As basis fashions converge in functionality, the differentiator for enterprise brokers will more and more be what reminiscence they’ve accrued relatively than which mannequin they name. Hypothetically, a smaller mannequin with a wealthy reminiscence retailer can outperform a bigger mannequin with much less reminiscence — if that’s the case, investing in reminiscence infrastructure may yield higher returns than scaling mannequin parameters. Area information, person preferences, and operational patterns particular to your group usually are not in any basis mannequin. They will solely be constructed up via use, and in contrast to mannequin capabilities, they’re distinctive to every deployment.

Conclusion
We suggest Reminiscence Scaling, the place an agent’s efficiency improves because it accumulates extra expertise via person interplay and enterprise context into reminiscence. Our preliminary experiments present that each accuracy and effectivity scale with the quantity of knowledge saved in exterior reminiscence.

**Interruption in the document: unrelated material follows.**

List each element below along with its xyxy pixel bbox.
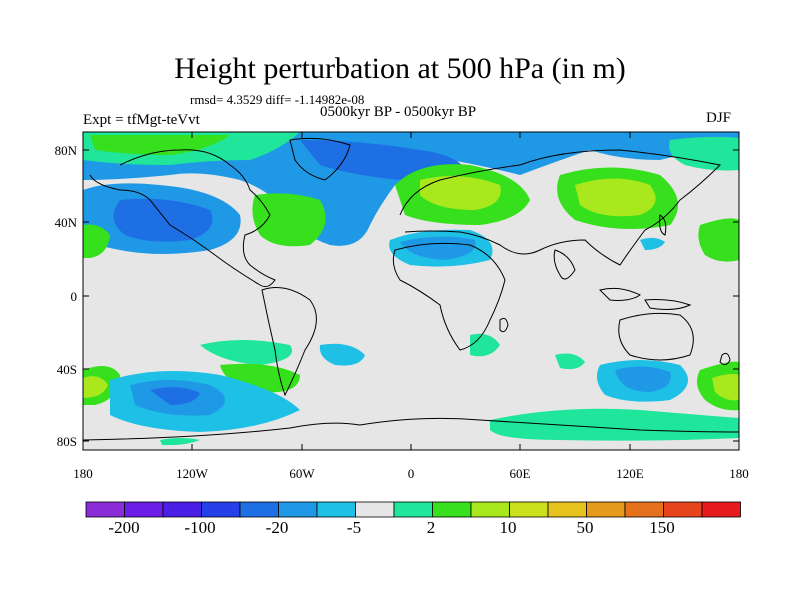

Realizing this in manufacturing requires storage techniques that unify structured and unstructured search, administration pipelines that hold reminiscence constant, and governance controls that scope entry appropriately. These are solvable issues with present expertise. The payoff is brokers that genuinely enhance with continued use.
The remaining work is substantial: reminiscence has to remain correct, present, and accessible because it grows. However that’s precisely why reminiscence scaling is attention-grabbing. It opens a concrete techniques and analysis agenda for constructing brokers that get higher with continued use in methods which might be particular to every group and downside.
Authors: Wenhao Zhan, Veronica Lyu, Jialu Liu, Michael Bendersky, Matei Zaharia, Xing Chen
We’d wish to thank Kenneth Choi, Sam Havens, Andy Zhang, Ziyi Yang, Ashutosh Baheti, Sean Kulinski, Alexander Trott, Will Tipton, Gavin Peng, Rishabh Singh, and Patrick Wendell for his or her precious suggestions all through the mission.